Il codice genetico costituisce il libretto di istruzioni per passare dall’informazione genetica alla costruzione di proteine. Vediamo in dettaglio cos’è e quali eccezioni sono state trovate al suo carattere universale.
Nelle molecole di DNA contenute nelle cellule di ogni forma vivente sono contenute tutte le informazioni che determinano il funzionamento, la crescita e le riproduzione dell’organismo. A livello molecolare, un filamento di DNA non è altro che una lunghissima sequenza di nucleotidi contenenti basi azotate, nello specifico adenina (A), citosina (C), timina (T) e guanina (G). Fu presto chiaro che questa sequenza, trascritta in un filamento di RNA contenente uracile (U) invece di timina, dovesse in qualche modo costituire una stringa in codice che racchiudesse in sé le informazioni per dirigere la produzione proteica. L’insieme di regole che permettono la traduzione dell’informazione genetica in proteine prende il nome di codice genetico.
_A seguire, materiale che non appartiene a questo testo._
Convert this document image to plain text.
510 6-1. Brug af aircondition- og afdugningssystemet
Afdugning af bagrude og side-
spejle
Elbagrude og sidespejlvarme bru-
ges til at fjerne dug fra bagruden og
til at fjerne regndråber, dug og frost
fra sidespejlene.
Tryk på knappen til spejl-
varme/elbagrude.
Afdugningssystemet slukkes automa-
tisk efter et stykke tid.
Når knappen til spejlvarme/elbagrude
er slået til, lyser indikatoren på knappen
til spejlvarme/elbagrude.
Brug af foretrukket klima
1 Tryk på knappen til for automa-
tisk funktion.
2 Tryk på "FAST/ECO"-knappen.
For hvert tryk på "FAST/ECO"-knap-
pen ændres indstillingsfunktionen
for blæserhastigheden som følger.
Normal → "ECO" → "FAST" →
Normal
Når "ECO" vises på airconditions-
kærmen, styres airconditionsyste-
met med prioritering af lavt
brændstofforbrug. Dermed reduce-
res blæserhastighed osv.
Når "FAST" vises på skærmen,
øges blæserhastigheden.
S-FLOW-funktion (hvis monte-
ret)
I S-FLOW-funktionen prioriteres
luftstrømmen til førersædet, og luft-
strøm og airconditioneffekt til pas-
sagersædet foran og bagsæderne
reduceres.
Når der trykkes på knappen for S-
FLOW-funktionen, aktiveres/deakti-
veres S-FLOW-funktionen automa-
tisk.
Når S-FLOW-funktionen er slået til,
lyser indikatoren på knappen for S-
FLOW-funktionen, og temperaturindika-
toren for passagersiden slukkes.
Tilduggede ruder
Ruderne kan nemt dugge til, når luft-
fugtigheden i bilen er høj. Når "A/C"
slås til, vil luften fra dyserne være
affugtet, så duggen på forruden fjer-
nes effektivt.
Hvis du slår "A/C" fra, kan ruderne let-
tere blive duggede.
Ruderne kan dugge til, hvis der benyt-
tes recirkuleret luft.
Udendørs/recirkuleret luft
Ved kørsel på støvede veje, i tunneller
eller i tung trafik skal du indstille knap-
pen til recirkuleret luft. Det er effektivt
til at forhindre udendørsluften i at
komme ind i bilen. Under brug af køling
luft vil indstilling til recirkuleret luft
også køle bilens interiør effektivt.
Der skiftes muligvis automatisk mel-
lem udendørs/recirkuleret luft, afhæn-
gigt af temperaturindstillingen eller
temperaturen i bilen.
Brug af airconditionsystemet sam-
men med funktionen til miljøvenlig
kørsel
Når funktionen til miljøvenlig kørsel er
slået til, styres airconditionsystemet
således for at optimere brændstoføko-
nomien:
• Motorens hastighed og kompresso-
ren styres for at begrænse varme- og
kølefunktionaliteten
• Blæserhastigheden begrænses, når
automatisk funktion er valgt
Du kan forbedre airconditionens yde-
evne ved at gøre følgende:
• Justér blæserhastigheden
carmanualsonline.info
Come avviene questa corrispondenza? Non appena fu nota la composizione in basi degli acidi nucleici, fu subito chiaro che si dovesse cercare una relazione matematica che correlasse il numero di combinazioni realizzabili con le basi A, G, C e U ai 20 amminoacidi standard con cui gli organismi viventi costruiscono le loro proteine. La corrispondenza trovata fu la seguente: a una tripletta di nucleotidi corrisponde un amminoacido. Il numero di triplette realizzabili utilizzando le quattro basi è 4³=64. Quindi più triplette possono codificare per lo stesso amminoacido: in particolare sono 61 le sequenze (dette codoni) a cui corrisponde un amminoacido, mentre le 3 triplette restanti costituiscono i codoni di stop, con cui l’RNA indica al ribosoma che la traduzione della proteina deve terminare.
Il riconoscimento tra le sequenze contenute nel DNA e le sue corrispettive componenti proteiche è mediato da numerosi enzimi e molecole di RNA, il cui ruolo è quello di fungere da intermediari in questa decodifica. Innanzitutto il filamento di DNA non viene direttamente tradotto in una proteina, ma viene in un primo momento trascritto in un filamento di un altro acido nucleico, l’RNA. I compiti svolti dall’RNA sono vastissimi. Alcune specie fungono da messaggeri della traduzione e in base a come vengono tagliati possono codificare per proteine diverse. Altri hanno funzione ribosomiale e hanno un ruolo attivo all’interno dell’organello del ribosoma, che costuisce la fabbrica in cui vengono assemblate le proteine a partire dagli amminoacidi. Altri ancora vengono chiamati tRNA, o RNA transfer, in quanto trasportano il corretto amminoacido da appaiare con la corrispondente tripletta di nucleotidi.
Si dice spesso, nei libri di testo e nelle risorse multimediali, che il codice genetico sia universale, ovvero condiviso da tutti gli organismi viventi conosciuti. Tuttavia nel corso delle numerose ricerche di genomica e biologia molecolare, è emerso che per quanto tale codice sia in larga parte condiviso da tutti gli organismi, esistono numerose eccezioni. Queste riguardano principalmente il DNA mitocondriale, ovvero la molecola di acido nucleico circolare contenuta nei mitocondri delle cellule eucariotiche. I mitocondri sono organelli deputati alla produzione di energia e nello specifico si occupano degli ultimi step del catabolismo aerobio dei nutrienti. La loro particolarità risiede nel fatto che possiedono un loro genoma, da cui si costruiscono da soli il loro corredo di enzimi e RNA, comportandosi come una piccola cellula primordiale. Questo è uno dei motivi che hanno portato alla formulazione della teoria endosimbiontica, secondo cui i mitocondri non sarebbero altro che cellule procariotiche, che hanno instaurato una relazione di simbiosi con le primitive cellule eucariotiche. Il DNA mitocondriale, oltre ad assomigliare morfologicamente a quello dei procarioti, ha un suo codice genetico, che differisce da quello del DNA nucleare per alcune corrispondenze, che tra l’altro variano da specie a specie.
Eccezioni a livello del DNA nucleare si trovano invece in alcuni batteri e funghi, come i Mycoplasma e la Candida albicans. Altre differenze si riscontrano in specie di archeobatteri, nei quali alcuni codoni codificano per amminoacidi non comuni. Il dominio degli Archea è stato l’ultimo ad essere identificato, grazie ad analisi di sequenza degli acidi nucleici, e al suo interno comprende specie che si sono adattate a vivere in condizioni inospitali ed ostili alla vita. Come siano riusciti ad operare questo adattamento è ancora fonte di dibattito e lo studio delle particolarità del codice genetico potrebbe contribuire a fornire una risposta.